As for Jacques Caraës, he's lending a hand to Jean Le Cam (skipper of the trimaran Bonduelle), as co-ordinator up until the start of the next Route du Rhum, whilst
working at the same time on his Vendée Globe 2004 project.
As for what Grant called 'The Three Man Army', capable of fixing anything, they are also pursuing exemplary careers as can be testified by the presence of Jan
Dekker (dual nationality: French and South African) aboard Tyco and Neal MacDonald in command of Assa Abloy, two syndicates entered in the Volvo Ocean
Race, not forgetting New Zealander Ed Danby, in charge of the GBR Challenge shore team, the new British America's Cup challenge. He should soon be crossing
paths with his compatriot Mike Quilter involved in the preparation of the new Team New Zealand...
And the other two Latins on board? The Spaniard Guillermo Altadill and the Italian Stephano Rizzi are both battling in that vast round the world regatta, the
ex-Whitbread, Guillermo on board Assa Abloy alongside Neal MacDonald and the Stephano alongside Grant Dalton on board Amer Sports One.

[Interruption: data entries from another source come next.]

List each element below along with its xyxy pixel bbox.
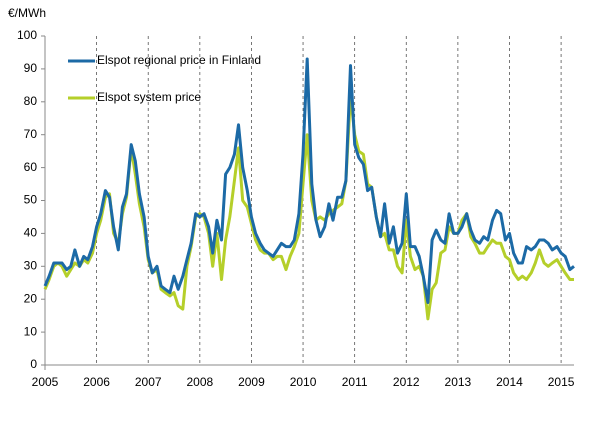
- x-tick-label: 2007: [135, 375, 162, 389]
- y-tick-label: 20: [24, 291, 38, 305]
- y-tick-label: 50: [24, 193, 38, 207]
- x-tick-label: 2010: [290, 375, 317, 389]
- x-tick-label: 2008: [186, 375, 213, 389]
- x-tick-label: 2015: [548, 375, 575, 389]
- y-tick-label: 10: [24, 324, 38, 338]
- y-tick-label: 30: [24, 258, 38, 272]
- x-tick-label: 2011: [342, 375, 368, 389]
- x-tick-label: 2013: [445, 375, 472, 389]
- y-axis-label: €/MWh: [8, 6, 46, 20]
- x-tick-label: 2014: [496, 375, 523, 389]
- series-line: [43, 93, 574, 321]
- legend-label: Elspot regional price in Finland: [97, 53, 261, 67]
- y-tick-label: 70: [24, 127, 38, 141]
- x-tick-label: 2012: [393, 375, 420, 389]
- y-tick-label: 90: [24, 61, 38, 75]
- y-tick-label: 60: [24, 160, 38, 174]
- x-tick-label: 2006: [83, 375, 110, 389]
- series-line: [43, 57, 575, 304]
- y-tick-label: 40: [24, 226, 38, 240]
- x-tick-label: 2009: [238, 375, 265, 389]
- y-tick-label: 100: [17, 28, 37, 42]
- y-tick-label: 80: [24, 94, 38, 108]
- y-tick-label: 0: [30, 357, 37, 371]
- legend-label: Elspot system price: [97, 90, 201, 104]
- x-tick-label: 2005: [32, 375, 59, 389]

Exceptional individual careers that one year further down the track vouch for the quality of a team assembled to win, beyond the divide between languages and
maritime cultures.
By inaugurating the era of giant ocean racing multihulls, these men have written the first lines of a history whose next great chapters will enthral us with the coming
record attempts along the greatest ocean course on the planet, right up until the start of the next edition of The Race, in February 2004.